Como milhões de crianças na zona rural da China, Yang Hailian, de dez anos, mal pode esperar pelo momento em que seus pais voltarão de seus empregos numa cidade distante para passar em casa o feriado do Ano Novo Lunar, que neste ano começa no dia 31 de janeiro. Fábricas e canteiros de obras fecham e a maioria dos trabalhadores migrantes do país faz uma longa viagem para se reunir com suas famílias. "Eles sempre me trazem roupas novas", diz ela.

Os pais de Hailian saíram de casa há cerca de sete anos. Ela e sua irmã de sete anos, Yang Haili, são exemplos de uma das mais dolorosas consequências da maior migração na história da humanidade. A China tem cerca de 250 milhões de trabalhadores migrantes, que se deslocam em massa das áreas rurais até as cidades para ajudar a suprir a demanda por mão de obra barata das fabricas do país.

Os migrantes geralmente vivem em dormitórios, acampamentos ou abrigos. Seus filhos raramente vão com eles por causa das regras rígidas estabelecidas há décadas pelo governo para controlar o fluxo de pessoas em todo o país.

Cerca de 61 milhões de crianças chinesas - uma em cada cinco do país mais populoso do mundo - não veem um ou ambos os pais há pelo menos três meses, segundo a Federação das Mulheres de Toda a China, um grupo de defesa dos direitos da mulher ligado ao Partido Comunista. Essas crianças são conhecidas na China como os filhos deixados para trás. Em nenhum outro lugar do mundo há um número tão grande de crianças vivendo basicamente por conta própria.

Muitos pais migrantes acreditam estar cumprindo seu dever de elevar o padrão de vida da família. O salário enviado para casa ajuda a pagar por mais comida e educação. Alguns trabalhadores economizam dinheiro suficiente para construir uma casa nova em seus municípios rurais. É comum ambos os pais saírem de casa juntos.

A ausência deles obriga as crianças a assumir as responsabilidades da administração de uma casa. Avós que vivem com crianças deixadas para trás muitas vezes estão doentes ou trabalham longas horas no campo ou catando lenha. Muitos avós chineses da zona rural são analfabetos e não podem ajudar com a lição de casa.

A rotina diária de Hailian começa saltando da cama às cinco da manhã. O despertador acorda os cachorros e galos ao redor da casa, na província de Guizhou, no sudoeste da China. Trata-se de uma das regiões mais pobres da China, a três horas de avião de Pequim. "Não é difícil", diz ela. "Quanto mais você trabalha, mais fácil fica."
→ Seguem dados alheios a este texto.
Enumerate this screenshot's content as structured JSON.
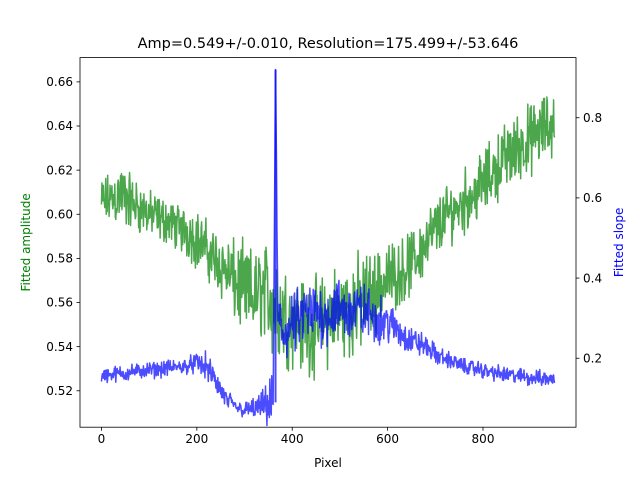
{
  "chart_data": {
    "type": "line",
    "title": "Amp=0.549+/-0.010, Resolution=175.499+/-53.646",
    "xlabel": "Pixel",
    "ylabel_left": "Fitted amplitude",
    "ylabel_right": "Fitted slope",
    "xlim": [
      -45,
      995
    ],
    "ylim_left": [
      0.5035,
      0.671
    ],
    "ylim_right": [
      0.028,
      0.95
    ],
    "xticks": [
      0,
      200,
      400,
      600,
      800
    ],
    "yticks_left": [
      0.52,
      0.54,
      0.56,
      0.58,
      0.6,
      0.62,
      0.64,
      0.66
    ],
    "yticks_right": [
      0.2,
      0.4,
      0.6,
      0.8
    ],
    "colors": {
      "left": "#008000",
      "right": "#0000ff"
    },
    "series": [
      {
        "axis": "left",
        "color": "#008000",
        "x": [
          0,
          20,
          40,
          60,
          80,
          100,
          120,
          140,
          160,
          180,
          200,
          220,
          240,
          260,
          280,
          300,
          320,
          340,
          360,
          380,
          400,
          420,
          440,
          460,
          480,
          500,
          520,
          540,
          560,
          580,
          600,
          620,
          640,
          660,
          680,
          700,
          720,
          740,
          760,
          780,
          800,
          820,
          840,
          860,
          880,
          900,
          920,
          940,
          950
        ],
        "y": [
          0.605,
          0.607,
          0.609,
          0.606,
          0.603,
          0.6,
          0.598,
          0.597,
          0.594,
          0.592,
          0.589,
          0.584,
          0.579,
          0.575,
          0.569,
          0.565,
          0.562,
          0.566,
          0.56,
          0.555,
          0.553,
          0.55,
          0.548,
          0.551,
          0.553,
          0.556,
          0.557,
          0.559,
          0.562,
          0.566,
          0.571,
          0.573,
          0.576,
          0.58,
          0.587,
          0.593,
          0.599,
          0.602,
          0.606,
          0.609,
          0.614,
          0.619,
          0.624,
          0.628,
          0.631,
          0.634,
          0.637,
          0.64,
          0.641
        ],
        "noise": [
          0.009,
          0.009,
          0.012,
          0.01,
          0.009,
          0.008,
          0.008,
          0.008,
          0.008,
          0.009,
          0.01,
          0.01,
          0.011,
          0.012,
          0.014,
          0.016,
          0.016,
          0.016,
          0.02,
          0.018,
          0.016,
          0.016,
          0.016,
          0.016,
          0.017,
          0.017,
          0.017,
          0.017,
          0.016,
          0.014,
          0.012,
          0.011,
          0.011,
          0.011,
          0.011,
          0.011,
          0.01,
          0.01,
          0.011,
          0.011,
          0.011,
          0.011,
          0.012,
          0.012,
          0.012,
          0.012,
          0.012,
          0.012,
          0.012
        ]
      },
      {
        "axis": "right",
        "color": "#0000ff",
        "x": [
          0,
          20,
          40,
          60,
          80,
          100,
          120,
          140,
          160,
          180,
          200,
          220,
          240,
          260,
          280,
          300,
          320,
          340,
          355,
          360,
          365,
          370,
          380,
          400,
          420,
          440,
          460,
          480,
          500,
          520,
          540,
          560,
          580,
          600,
          620,
          640,
          660,
          680,
          700,
          720,
          740,
          760,
          780,
          800,
          820,
          840,
          860,
          880,
          900,
          920,
          940,
          950
        ],
        "y": [
          0.155,
          0.16,
          0.162,
          0.165,
          0.168,
          0.17,
          0.172,
          0.175,
          0.178,
          0.182,
          0.188,
          0.18,
          0.14,
          0.1,
          0.08,
          0.07,
          0.075,
          0.08,
          0.085,
          0.09,
          0.92,
          0.3,
          0.26,
          0.28,
          0.3,
          0.31,
          0.31,
          0.315,
          0.32,
          0.32,
          0.32,
          0.31,
          0.3,
          0.29,
          0.27,
          0.25,
          0.24,
          0.23,
          0.21,
          0.2,
          0.19,
          0.18,
          0.175,
          0.17,
          0.165,
          0.16,
          0.157,
          0.155,
          0.152,
          0.15,
          0.148,
          0.147
        ],
        "noise": [
          0.015,
          0.015,
          0.015,
          0.015,
          0.015,
          0.015,
          0.015,
          0.015,
          0.015,
          0.015,
          0.02,
          0.025,
          0.025,
          0.02,
          0.015,
          0.015,
          0.02,
          0.03,
          0.05,
          0.05,
          0.0,
          0.06,
          0.06,
          0.06,
          0.06,
          0.06,
          0.06,
          0.06,
          0.06,
          0.06,
          0.055,
          0.05,
          0.045,
          0.04,
          0.035,
          0.03,
          0.025,
          0.02,
          0.02,
          0.015,
          0.015,
          0.015,
          0.015,
          0.015,
          0.015,
          0.015,
          0.015,
          0.015,
          0.015,
          0.015,
          0.015,
          0.015
        ]
      }
    ]
  }
}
As palavras corajosas de muitas dessas crianças ocultam um problema mais profundo que pode prejudicar a economia chinesa e provocar agitação social, dizem assistentes sociais e pesquisadores. Mais de 70% das crianças em áreas rurais da China mostram sinais de problemas de saúde mental, como ansiedade e depressão, em testes padronizados, diz Scott Rozelle, professor da Universidade de Stanford e um dos realizadores do estudo que chegou a essas conclusões. Isso torna ainda mais difícil para as crianças concluir o ensino médio em escolas rurais.

A indignação pública sobre os filhos deixados para trás eclodiu em 2012, depois que cinco meninos abandonados morreram numa caçamba de lixo em Guizhou. Para se abrigar do frio, eles se fecharam na caçamba, acenderam uma fogueira e morreram envenenados por monóxido de carbono.

Em novembro, o Partido Comunista anunciou que cidades pequenas vão relaxar suas exigências para a residência de menores, de modo a permitir que as crianças possam viver com seus pais migrantes. Mas as autoridades não estão revendo as regras que proíbem migrantes de levar os filhos a cidades maiores, como Pequim e Xangai, onde está a maior parte dos empregos. Autoridades estão preocupadas com o aumento que tantas crianças causariam nos custos de saúde e educação.

Os pais de Hailian trabalharam durante um ano numa usina elétrica no Irã e depois em várias cidades chinesas. "Viajamos para o leste e para o oeste", diz Yang Ziyong, pai de Hailian. Sua mãe, Li Xiaochan, acrescenta: "Vamos para onde nos pagarem mais." Ambos têm 28 anos e enviam dinheiro quando podem. O avô de 76 anos de Hailian está com a saúde debilitada; a avó morreu há anos.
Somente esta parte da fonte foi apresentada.